I posted a few days ago about statistical bugbears in Virgil Griffith's "Books that make you dumb". I just re-read mypost, and I sound like a bit of a jerk; Virgil, however, responded graciously to my post, and we had a nice little email thread about possible ways to coax the data he used into more meaningful relationships. His project is very interesting, and it's really cool to see what you can cobble together without actually having to perform a full on survey.
Of more interest to me, however, is Phil Haack's research purporting the effectiveness of Test-Driven Development (read up on TDD if you're unfamiliar with the concept). While I haven't delved into the numbers myself, there's an interesting post that takes the the paper's results, then dissects and largely refutes them:
Productivity is an example where causality is far from certain. It makes sense to me that more productive programmers write more tests if only because productive programmers feel like they have the time to do things the way they know they should. Even with "Test First" the emotional effect of "being productive" is going to have an impact on the number of tests you create before moving on to the next phase.
[snip]
Ask yourself this, which unit tests are going to be better, the ones created before you've implemented the functionality or those created after? Or, considered another way, at which point do you have a better understanding of the problem domain, before implementing it or after? If you're like me, you understand the problem better after implementing it and can thus create more relevant tests after the fact than before. I know better where the important edge-cases are and how to expose them and that could mean that my tests are more robust.

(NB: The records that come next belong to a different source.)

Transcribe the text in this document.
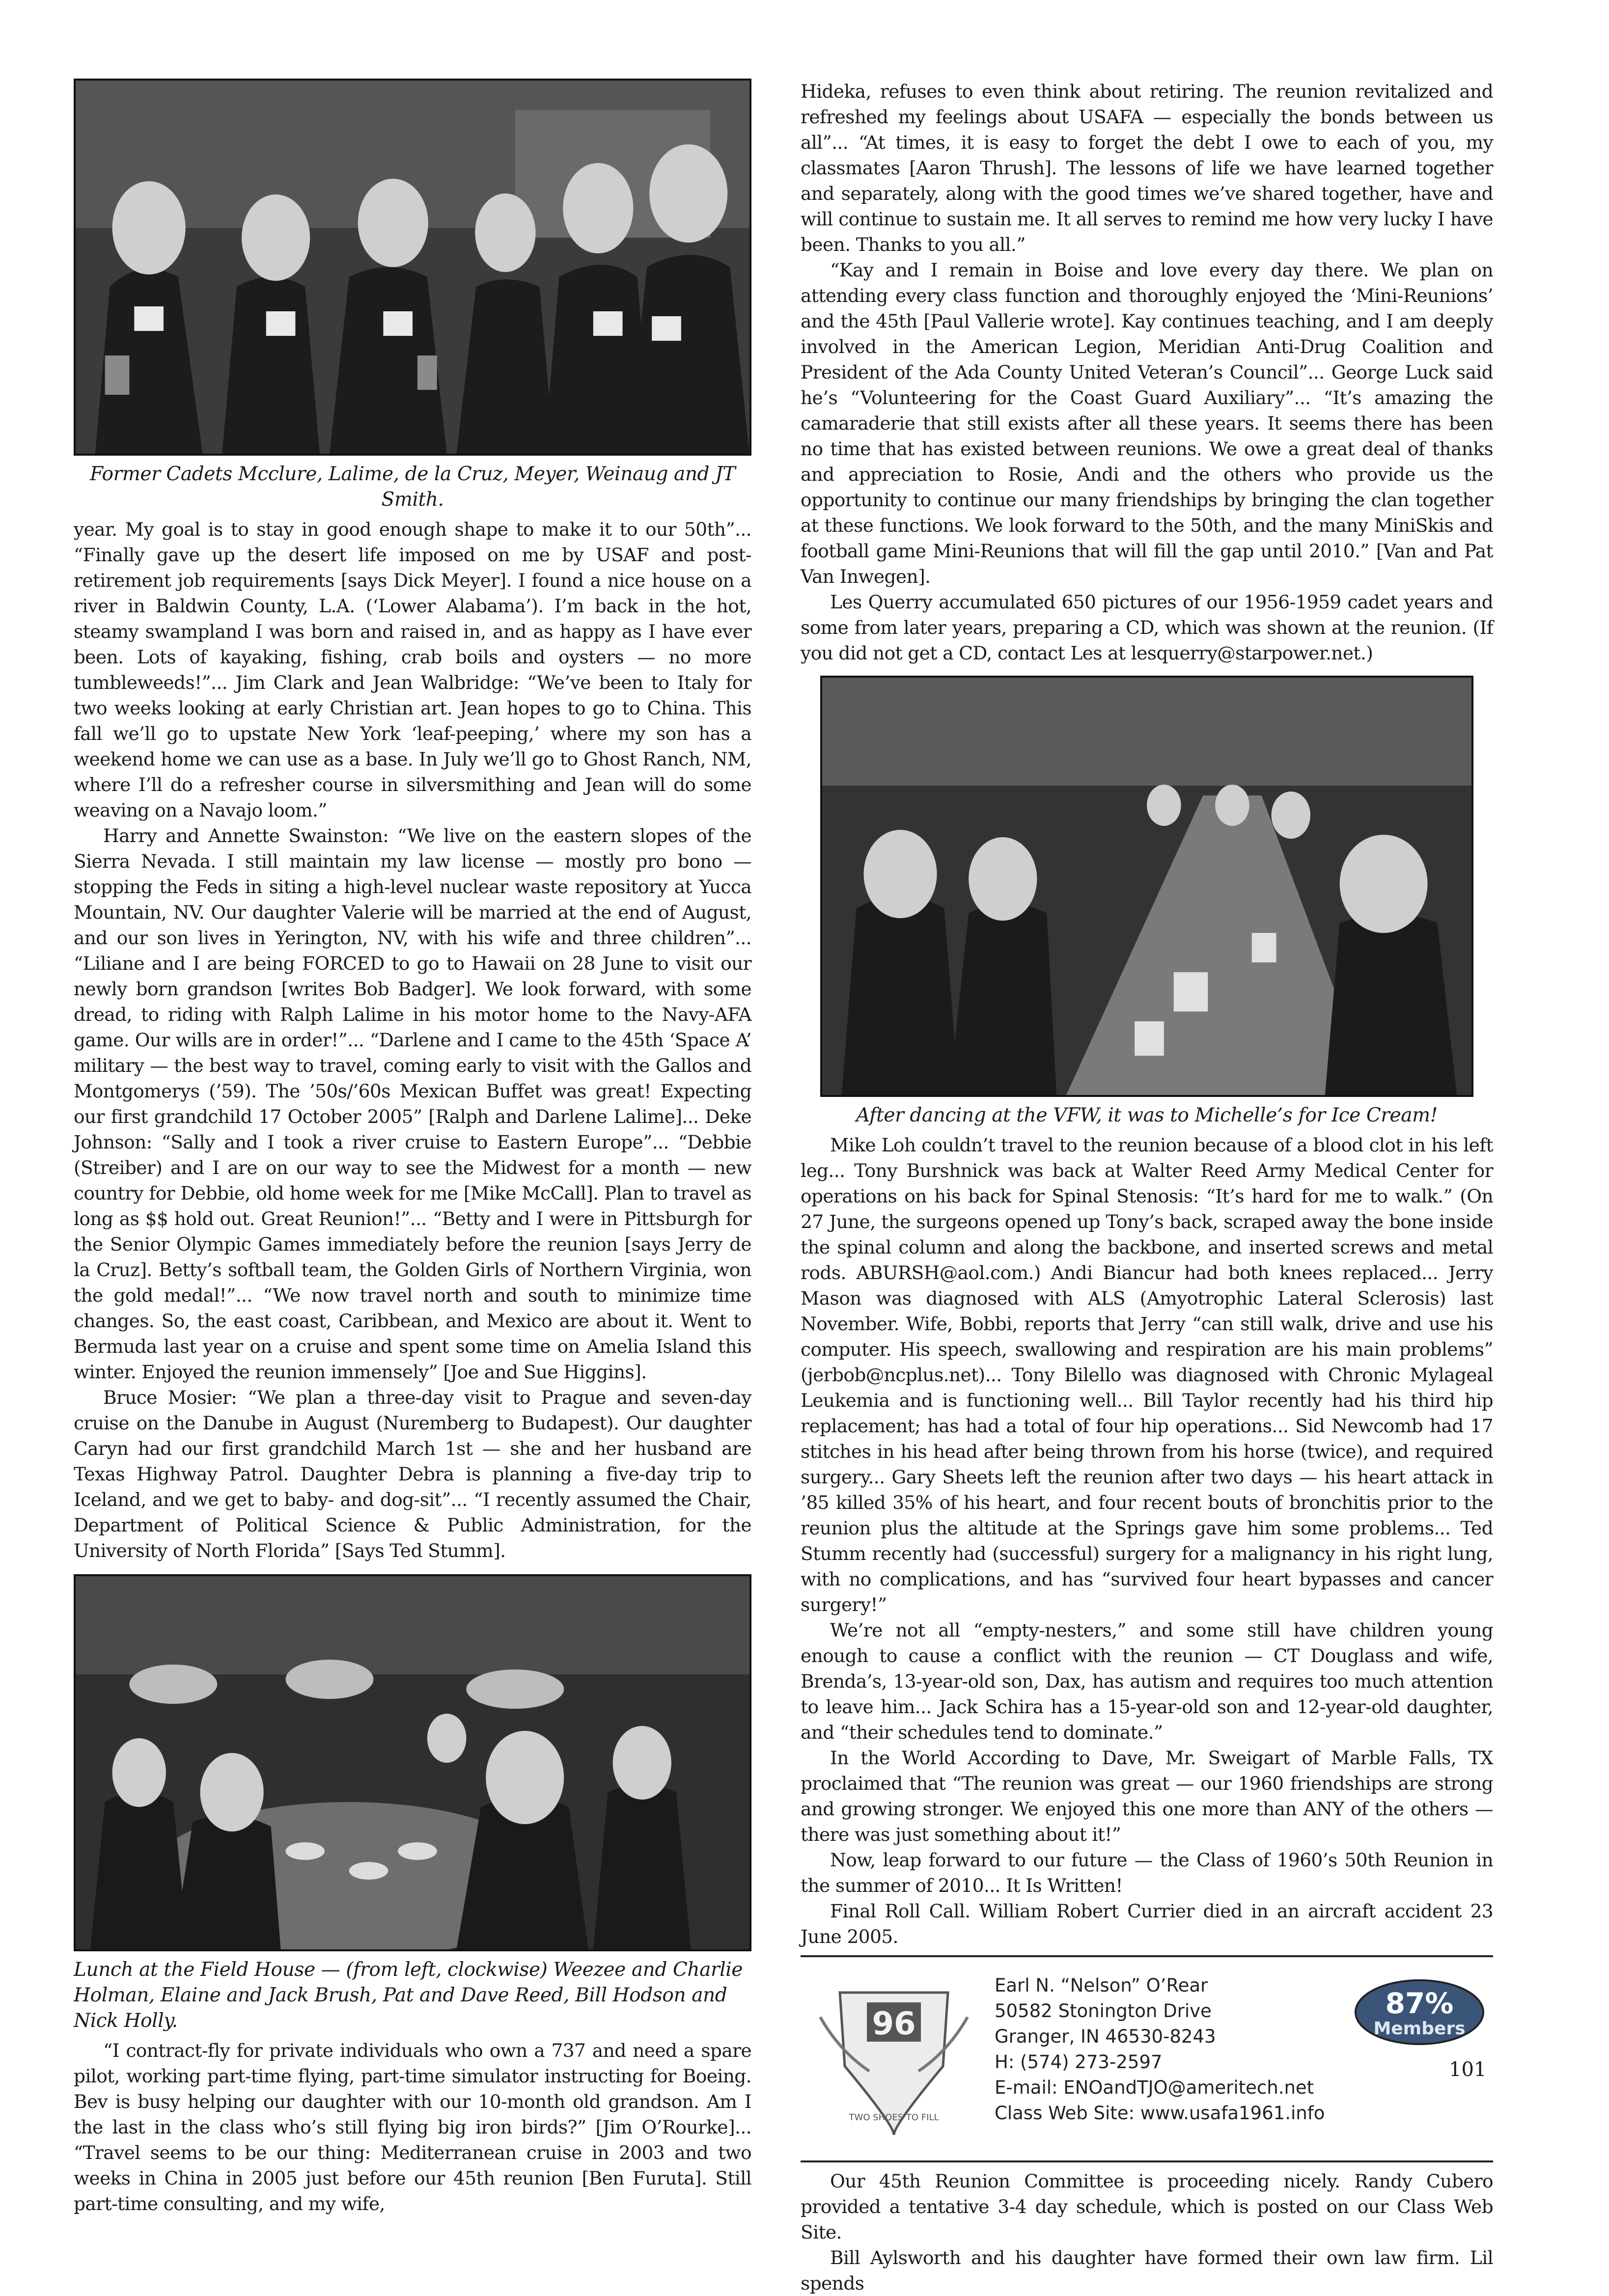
Former Cadets Mcclure, Lalime, de la Cruz, Meyer, Weinaug and JT Smith.

year. My goal is to stay in good enough shape to make it to our 50th”... “Finally gave up the desert life imposed on me by USAF and post-retirement job requirements [says Dick Meyer]. I found a nice house on a river in Baldwin County, L.A. (‘Lower Alabama’). I’m back in the hot, steamy swampland I was born and raised in, and as happy as I have ever been. Lots of kayaking, fishing, crab boils and oysters — no more tumbleweeds!”... Jim Clark and Jean Walbridge: “We’ve been to Italy for two weeks looking at early Christian art. Jean hopes to go to China. This fall we’ll go to upstate New York ‘leaf-peeping,’ where my son has a weekend home we can use as a base. In July we’ll go to Ghost Ranch, NM, where I’ll do a refresher course in silversmithing and Jean will do some weaving on a Navajo loom.”

Harry and Annette Swainston: “We live on the eastern slopes of the Sierra Nevada. I still maintain my law license — mostly pro bono — stopping the Feds in siting a high-level nuclear waste repository at Yucca Mountain, NV. Our daughter Valerie will be married at the end of August, and our son lives in Yerington, NV, with his wife and three children”... “Liliane and I are being FORCED to go to Hawaii on 28 June to visit our newly born grandson [writes Bob Badger]. We look forward, with some dread, to riding with Ralph Lalime in his motor home to the Navy-AFA game. Our wills are in order!”... “Darlene and I came to the 45th ‘Space A’ military — the best way to travel, coming early to visit with the Gallos and Montgomerys (’59). The ’50s/’60s Mexican Buffet was great! Expecting our first grandchild 17 October 2005” [Ralph and Darlene Lalime]... Deke Johnson: “Sally and I took a river cruise to Eastern Europe”... “Debbie (Streiber) and I are on our way to see the Midwest for a month — new country for Debbie, old home week for me [Mike McCall]. Plan to travel as long as $$ hold out. Great Reunion!”... “Betty and I were in Pittsburgh for the Senior Olympic Games immediately before the reunion [says Jerry de la Cruz]. Betty’s softball team, the Golden Girls of Northern Virginia, won the gold medal!”... “We now travel north and south to minimize time changes. So, the east coast, Caribbean, and Mexico are about it. Went to Bermuda last year on a cruise and spent some time on Amelia Island this winter. Enjoyed the reunion immensely” [Joe and Sue Higgins].

Bruce Mosier: “We plan a three-day visit to Prague and seven-day cruise on the Danube in August (Nuremberg to Budapest). Our daughter Caryn had our first grandchild March 1st — she and her husband are Texas Highway Patrol. Daughter Debra is planning a five-day trip to Iceland, and we get to baby- and dog-sit”... “I recently assumed the Chair, Department of Political Science & Public Administration, for the University of North Florida” [Says Ted Stumm].

Lunch at the Field House — (from left, clockwise) Weezee and Charlie Holman, Elaine and Jack Brush, Pat and Dave Reed, Bill Hodson and Nick Holly.

“I contract-fly for private individuals who own a 737 and need a spare pilot, working part-time flying, part-time simulator instructing for Boeing. Bev is busy helping our daughter with our 10-month old grandson. Am I the last in the class who’s still flying big iron birds?” [Jim O’Rourke]... “Travel seems to be our thing: Mediterranean cruise in 2003 and two weeks in China in 2005 just before our 45th reunion [Ben Furuta]. Still part-time consulting, and my wife,

Hideka, refuses to even think about retiring. The reunion revitalized and refreshed my feelings about USAFA — especially the bonds between us all”... “At times, it is easy to forget the debt I owe to each of you, my classmates [Aaron Thrush]. The lessons of life we have learned together and separately, along with the good times we’ve shared together, have and will continue to sustain me. It all serves to remind me how very lucky I have been. Thanks to you all.”

“Kay and I remain in Boise and love every day there. We plan on attending every class function and thoroughly enjoyed the ‘Mini-Reunions’ and the 45th [Paul Vallerie wrote]. Kay continues teaching, and I am deeply involved in the American Legion, Meridian Anti-Drug Coalition and President of the Ada County United Veteran’s Council”... George Luck said he’s “Volunteering for the Coast Guard Auxiliary”... “It’s amazing the camaraderie that still exists after all these years. It seems there has been no time that has existed between reunions. We owe a great deal of thanks and appreciation to Rosie, Andi and the others who provide us the opportunity to continue our many friendships by bringing the clan together at these functions. We look forward to the 50th, and the many MiniSkis and football game Mini-Reunions that will fill the gap until 2010.” [Van and Pat Van Inwegen].

Les Querry accumulated 650 pictures of our 1956-1959 cadet years and some from later years, preparing a CD, which was shown at the reunion. (If you did not get a CD, contact Les at lesquerry@starpower.net.)

After dancing at the VFW, it was to Michelle’s for Ice Cream!

Mike Loh couldn’t travel to the reunion because of a blood clot in his left leg... Tony Burshnick was back at Walter Reed Army Medical Center for operations on his back for Spinal Stenosis: “It’s hard for me to walk.” (On 27 June, the surgeons opened up Tony’s back, scraped away the bone inside the spinal column and along the backbone, and inserted screws and metal rods. ABURSH@aol.com.) Andi Biancur had both knees replaced... Jerry Mason was diagnosed with ALS (Amyotrophic Lateral Sclerosis) last November. Wife, Bobbi, reports that Jerry “can still walk, drive and use his computer. His speech, swallowing and respiration are his main problems” (jerbob@ncplus.net)... Tony Bilello was diagnosed with Chronic Mylageal Leukemia and is functioning well... Bill Taylor recently had his third hip replacement; has had a total of four hip operations... Sid Newcomb had 17 stitches in his head after being thrown from his horse (twice), and required surgery... Gary Sheets left the reunion after two days — his heart attack in ’85 killed 35% of his heart, and four recent bouts of bronchitis prior to the reunion plus the altitude at the Springs gave him some problems... Ted Stumm recently had (successful) surgery for a malignancy in his right lung, with no complications, and has “survived four heart bypasses and cancer surgery!”

We’re not all “empty-nesters,” and some still have children young enough to cause a conflict with the reunion — CT Douglass and wife, Brenda’s, 13-year-old son, Dax, has autism and requires too much attention to leave him... Jack Schira has a 15-year-old son and 12-year-old daughter, and “their schedules tend to dominate.”

In the World According to Dave, Mr. Sweigart of Marble Falls, TX proclaimed that “The reunion was great — our 1960 friendships are strong and growing stronger. We enjoyed this one more than ANY of the others — there was just something about it!”

Now, leap forward to our future — the Class of 1960’s 50th Reunion in the summer of 2010... It Is Written!

Final Roll Call. William Robert Currier died in an aircraft accident 23 June 2005.

96
TWO SHOES TO FILL
Earl N. “Nelson” O’Rear
50582 Stonington Drive
Granger, IN 46530-8243
H: (574) 273-2597
E-mail: ENOandTJO@ameritech.net
Class Web Site: www.usafa1961.info
87%
Members

Our 45th Reunion Committee is proceeding nicely. Randy Cubero provided a tentative 3-4 day schedule, which is posted on our Class Web Site.

Bill Aylsworth and his daughter have formed their own law firm. Lil spends

101
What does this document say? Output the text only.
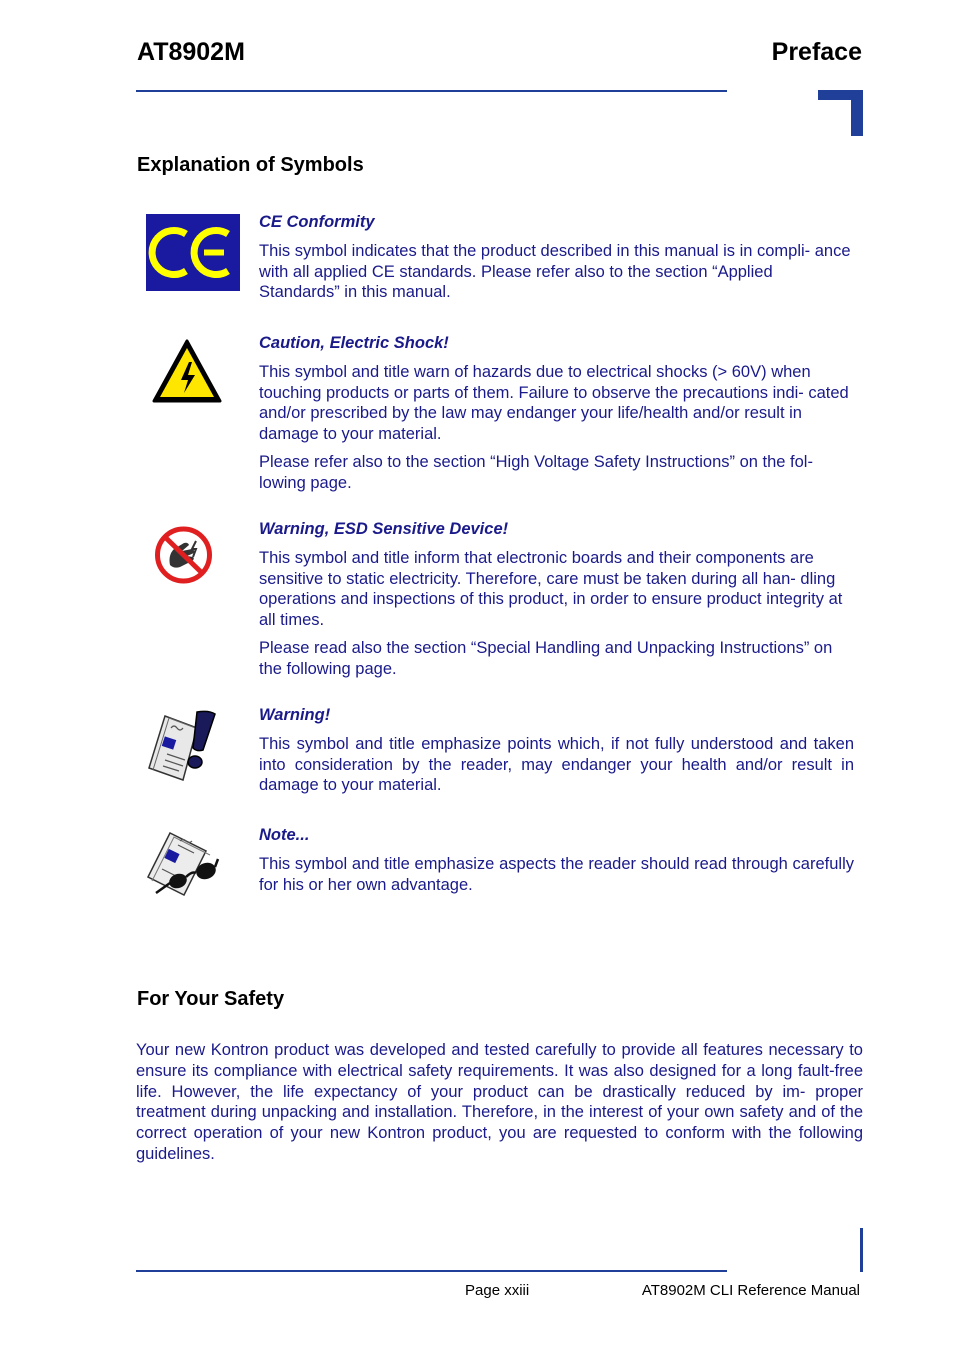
AT8902M	Preface
Explanation of Symbols
CE Conformity

This symbol indicates that the product described in this manual is in compli- ance with all applied CE standards. Please refer also to the section “Applied Standards” in this manual.

Caution, Electric Shock!

This symbol and title warn of hazards due to electrical shocks (> 60V) when touching products or parts of them. Failure to observe the precautions indi- cated and/or prescribed by the law may endanger your life/health and/or result in damage to your material.

Please refer also to the section “High Voltage Safety Instructions” on the fol- lowing page.

Warning, ESD Sensitive Device!

This symbol and title inform that electronic boards and their components are sensitive to static electricity. Therefore, care must be taken during all han- dling operations and inspections of this product, in order to ensure product integrity at all times.

Please read also the section “Special Handling and Unpacking Instructions” on the following page.

Warning!

This symbol and title emphasize points which, if not fully understood and taken into consideration by the reader, may endanger your health and/or result in damage to your material.

Note...

This symbol and title emphasize aspects the reader should read through carefully for his or her own advantage.

For Your Safety
Your new Kontron product was developed and tested carefully to provide all features necessary to ensure its compliance with electrical safety requirements. It was also designed for a long fault-free life. However, the life expectancy of your product can be drastically reduced by im- proper treatment during unpacking and installation. Therefore, in the interest of your own safety and of the correct operation of your new Kontron product, you are requested to conform with the following guidelines.
Page xxiii	AT8902M CLI Reference Manual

Personally, I agree with this. When I was at Jobster, we tried to maintain good test coverage and write tests for all new code. I believe these practices helped bugs surface more quickly and served as built-in documentation of sorts. Sometimes, however, writing a test turned out to be harder than making the tested software: I remember many painful hours trying to set up test objects correctly because we had mocked our internal web service calls so we could run tests without having to actually hit a given service (note to anyone who has ever worked on a test that saves an instance of the Job model: you deserve the software engineer version of a Purple Heart).
Tests are not an end in themselves, and I found that they often mislead me in the initial design of a piece of software. Design first; once you've perfected the design, testing your code can help make sure it's working (and that others' changes don't break it too badly).
And please, use statistics carefully and wisely!